Oui, c’est mon crew de producteurs en direct de Brooklyn. Il y a Earl Blaize qui est le maestro de l’album, et Ves qui est là depuis mes débuts. Tous les trois, on avait monté le label « Get This Record » qui nous a permis de sortir mes maxis. Il y a aussi Big Trap et Geology. Ce ne sont que des producteurs que je connais depuis des années et qui m’ont accompagné dans l’élaboration de « The Bang Theory« …

Pourquoi avoir signé sur le label européen Ascetic Music?

Parce que j’aime l’Europe et particulièrement la France.Je suis venu en France pour des tournées à deux reprises, une fois avec Vibes Kameleonz et Rahzel des Roots, et l’autre avec Mr Len et Jean Grae. Lorsque j’ai eu en tête de faire cet album, je me suis dis que le mieux était de trouver un label en Europe. J’avais rencontré les mecs qui faisaient le magazine Real et quelques temps après on s’est entendu pour avancer ensemble. J’ai vu ce qu’ils avaient fait sur Insight et puis ils travaillaient avec des artistes proches comme Fred Ones et L.I.F.E Long. L’Europe aime encore la musique pour ce qu’elle est et pas pour l’image qu’elle renvoie. Ici les mômes percutent parce qu’ils ont vu le clip chez BET et pas plus. Ils ne vont pas creuser, scruter les crédits sur les pochettes, découvrir d’autres artistes.

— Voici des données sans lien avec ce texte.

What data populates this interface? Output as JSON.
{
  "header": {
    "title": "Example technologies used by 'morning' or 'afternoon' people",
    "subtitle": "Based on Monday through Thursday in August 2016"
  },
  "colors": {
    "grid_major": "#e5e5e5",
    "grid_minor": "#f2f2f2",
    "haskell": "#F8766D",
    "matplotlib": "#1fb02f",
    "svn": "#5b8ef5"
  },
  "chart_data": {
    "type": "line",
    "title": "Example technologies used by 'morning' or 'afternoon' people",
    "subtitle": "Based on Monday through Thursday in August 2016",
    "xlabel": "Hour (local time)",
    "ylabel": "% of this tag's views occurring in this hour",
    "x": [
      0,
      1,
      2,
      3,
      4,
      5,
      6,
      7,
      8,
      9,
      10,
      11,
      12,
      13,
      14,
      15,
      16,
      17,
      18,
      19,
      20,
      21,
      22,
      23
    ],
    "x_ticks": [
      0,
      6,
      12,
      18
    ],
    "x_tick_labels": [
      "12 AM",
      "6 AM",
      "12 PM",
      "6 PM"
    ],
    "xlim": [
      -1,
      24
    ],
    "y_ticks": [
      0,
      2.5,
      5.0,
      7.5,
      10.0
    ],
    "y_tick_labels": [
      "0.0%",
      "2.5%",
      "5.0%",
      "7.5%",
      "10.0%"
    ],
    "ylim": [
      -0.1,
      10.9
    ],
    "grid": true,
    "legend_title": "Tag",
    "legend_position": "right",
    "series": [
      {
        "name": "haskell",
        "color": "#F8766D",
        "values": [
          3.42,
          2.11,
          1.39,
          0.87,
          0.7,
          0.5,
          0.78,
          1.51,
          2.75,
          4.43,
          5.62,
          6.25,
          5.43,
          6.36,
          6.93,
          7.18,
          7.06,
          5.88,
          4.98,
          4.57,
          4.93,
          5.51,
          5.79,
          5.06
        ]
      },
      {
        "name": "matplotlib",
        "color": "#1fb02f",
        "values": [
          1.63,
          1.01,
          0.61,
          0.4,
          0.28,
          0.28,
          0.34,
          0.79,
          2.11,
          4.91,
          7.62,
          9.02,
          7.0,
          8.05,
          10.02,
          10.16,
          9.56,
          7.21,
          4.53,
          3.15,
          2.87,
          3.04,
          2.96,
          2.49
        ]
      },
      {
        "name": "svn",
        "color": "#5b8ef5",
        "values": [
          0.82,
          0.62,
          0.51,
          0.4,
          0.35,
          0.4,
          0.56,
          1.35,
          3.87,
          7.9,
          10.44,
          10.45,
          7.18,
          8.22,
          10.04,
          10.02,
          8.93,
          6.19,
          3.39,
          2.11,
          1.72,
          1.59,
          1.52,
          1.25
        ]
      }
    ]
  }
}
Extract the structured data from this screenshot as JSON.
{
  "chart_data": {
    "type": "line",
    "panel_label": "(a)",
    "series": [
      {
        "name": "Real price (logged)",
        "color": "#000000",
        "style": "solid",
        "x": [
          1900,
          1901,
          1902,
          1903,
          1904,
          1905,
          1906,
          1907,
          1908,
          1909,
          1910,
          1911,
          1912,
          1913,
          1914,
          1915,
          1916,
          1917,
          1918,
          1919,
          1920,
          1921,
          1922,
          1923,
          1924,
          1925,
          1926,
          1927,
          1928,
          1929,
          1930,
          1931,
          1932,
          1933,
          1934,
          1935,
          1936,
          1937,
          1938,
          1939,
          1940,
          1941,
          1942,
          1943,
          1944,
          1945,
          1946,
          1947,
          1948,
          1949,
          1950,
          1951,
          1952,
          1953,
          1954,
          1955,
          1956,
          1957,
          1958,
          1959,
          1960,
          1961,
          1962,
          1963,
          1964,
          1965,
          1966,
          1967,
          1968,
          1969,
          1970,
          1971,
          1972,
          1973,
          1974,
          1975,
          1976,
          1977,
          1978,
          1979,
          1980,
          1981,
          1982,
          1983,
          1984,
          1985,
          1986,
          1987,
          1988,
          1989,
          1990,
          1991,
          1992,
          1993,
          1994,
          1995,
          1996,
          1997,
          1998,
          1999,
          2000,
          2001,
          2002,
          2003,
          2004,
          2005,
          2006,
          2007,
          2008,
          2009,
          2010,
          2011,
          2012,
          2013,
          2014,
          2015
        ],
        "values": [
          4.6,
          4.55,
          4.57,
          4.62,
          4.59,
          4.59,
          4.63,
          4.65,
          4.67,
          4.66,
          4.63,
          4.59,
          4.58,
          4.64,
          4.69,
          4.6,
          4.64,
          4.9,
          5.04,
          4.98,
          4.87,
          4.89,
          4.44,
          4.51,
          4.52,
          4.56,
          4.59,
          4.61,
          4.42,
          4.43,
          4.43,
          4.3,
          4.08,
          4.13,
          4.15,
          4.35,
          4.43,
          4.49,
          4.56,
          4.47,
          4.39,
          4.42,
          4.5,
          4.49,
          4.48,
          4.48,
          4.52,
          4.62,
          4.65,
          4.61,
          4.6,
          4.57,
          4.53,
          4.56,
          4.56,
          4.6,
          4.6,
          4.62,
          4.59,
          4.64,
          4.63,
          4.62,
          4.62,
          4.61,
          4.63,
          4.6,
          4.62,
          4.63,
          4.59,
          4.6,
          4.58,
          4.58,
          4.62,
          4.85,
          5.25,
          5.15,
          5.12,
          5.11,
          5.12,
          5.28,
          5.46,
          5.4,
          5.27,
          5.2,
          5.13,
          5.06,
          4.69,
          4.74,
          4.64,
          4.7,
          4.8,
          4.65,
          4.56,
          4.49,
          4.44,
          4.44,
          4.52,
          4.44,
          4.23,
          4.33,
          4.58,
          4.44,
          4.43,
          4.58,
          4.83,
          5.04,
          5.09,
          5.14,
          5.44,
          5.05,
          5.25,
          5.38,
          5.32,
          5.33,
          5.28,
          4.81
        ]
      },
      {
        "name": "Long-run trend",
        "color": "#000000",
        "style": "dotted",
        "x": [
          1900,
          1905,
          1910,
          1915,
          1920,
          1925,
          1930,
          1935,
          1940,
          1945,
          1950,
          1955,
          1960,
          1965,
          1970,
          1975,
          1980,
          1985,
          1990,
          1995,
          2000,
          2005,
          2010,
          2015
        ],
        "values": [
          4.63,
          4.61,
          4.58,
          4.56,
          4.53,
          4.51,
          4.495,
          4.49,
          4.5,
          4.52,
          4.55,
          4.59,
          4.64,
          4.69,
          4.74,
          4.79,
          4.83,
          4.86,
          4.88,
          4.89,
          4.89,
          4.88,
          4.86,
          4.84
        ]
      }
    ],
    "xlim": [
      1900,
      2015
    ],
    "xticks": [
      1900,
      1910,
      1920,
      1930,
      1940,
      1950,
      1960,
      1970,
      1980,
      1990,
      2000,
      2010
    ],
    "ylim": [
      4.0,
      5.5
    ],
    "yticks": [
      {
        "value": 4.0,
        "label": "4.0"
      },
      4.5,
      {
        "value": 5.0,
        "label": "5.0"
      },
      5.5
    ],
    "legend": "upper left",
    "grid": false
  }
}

A l’écoute de « The Bang Theory », on a l’impression qu’il y a trois parties dans l’album: une plutôt boom bap classique, une autre ouvertement plus « mainstream » et une plus alternative. Est-ce qu’on peut dire ça de ton album?

D’une certaine manière, oui, même si je n’aime pas segmenter. Disons que ces trois facettes résument bien ma personnalité musicale et l’histoire du hip-hop… J’ai commencé dans les années 90 et mon background vient directement des années 80 avec des précurseurs comme Big Daddy Kane, Krs One, Chubb Rock, Rakim. Il est normal que l’on ressente cela sur mes morceaux.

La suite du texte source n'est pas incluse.